The project's goals in no particular order are:

1) A fair weather only car
I will commute in about 2-3 months during the summer. I car pool with my wife and as a school teacher for the other 9-10 months out of the year in our prius. Top down driving means no worrying about heat/AC.

2) Range of 35miles at 75mph down to 80% DOD
I can charge up at work so I am aiming for a minimum range of 35miles at 75mph down to 80% DOD. Realistically I will be averaging 65 on the highway but I want to be conservative. I will have to pay particular attention to motor cooling as 80% of my drive is at 60-80mph. I may have to go to a Warp11 or even dual 9"s but I am really trying to avoid this by minimizing aero drag where ever I can. I need to do more calcs but I'll probably start with my current motor and if I have to upgrade, then so be it.
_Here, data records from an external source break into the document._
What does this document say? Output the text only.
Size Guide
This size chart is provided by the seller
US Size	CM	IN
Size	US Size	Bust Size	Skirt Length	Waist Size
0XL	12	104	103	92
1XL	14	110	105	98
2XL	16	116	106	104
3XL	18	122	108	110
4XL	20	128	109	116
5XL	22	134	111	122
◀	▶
3) 1000amps for 10 seconds
I want a pack that will make the most of my 9" motor and the Soliton1 controller. I would like to autocross and track it occasionally keeping in mind the impact it will have on my battery life. Aiming for 0-60 in 6 seconds but that will depend on how much weight I strip from the chassis.

4) Simplify and then add lightness
I have seen miata's down to 1600lbs with the stock motor and extreme weight reductions. No top and side windows for sure but I may go so far as no real windshield. It depends on how crazy I decide to get. Look at my last EV and it's pretty clear I don't want to build anything that is "conventional" :) I want a curb weight of under a ton but I'll have to work for every ounce.

5) $10000 Budget
The $8000 is for the batteries, BMS, instrumentation, and adapter, cabling, materials, etc. Given my other goals mean I have to go Lithium and a budget to match. Another 2k for a charger.

6) Have fun and learn
As a Mechanical Engineer who has spent over a decade in research, design and development "Have Fun" and "Learn" are one in the same. :)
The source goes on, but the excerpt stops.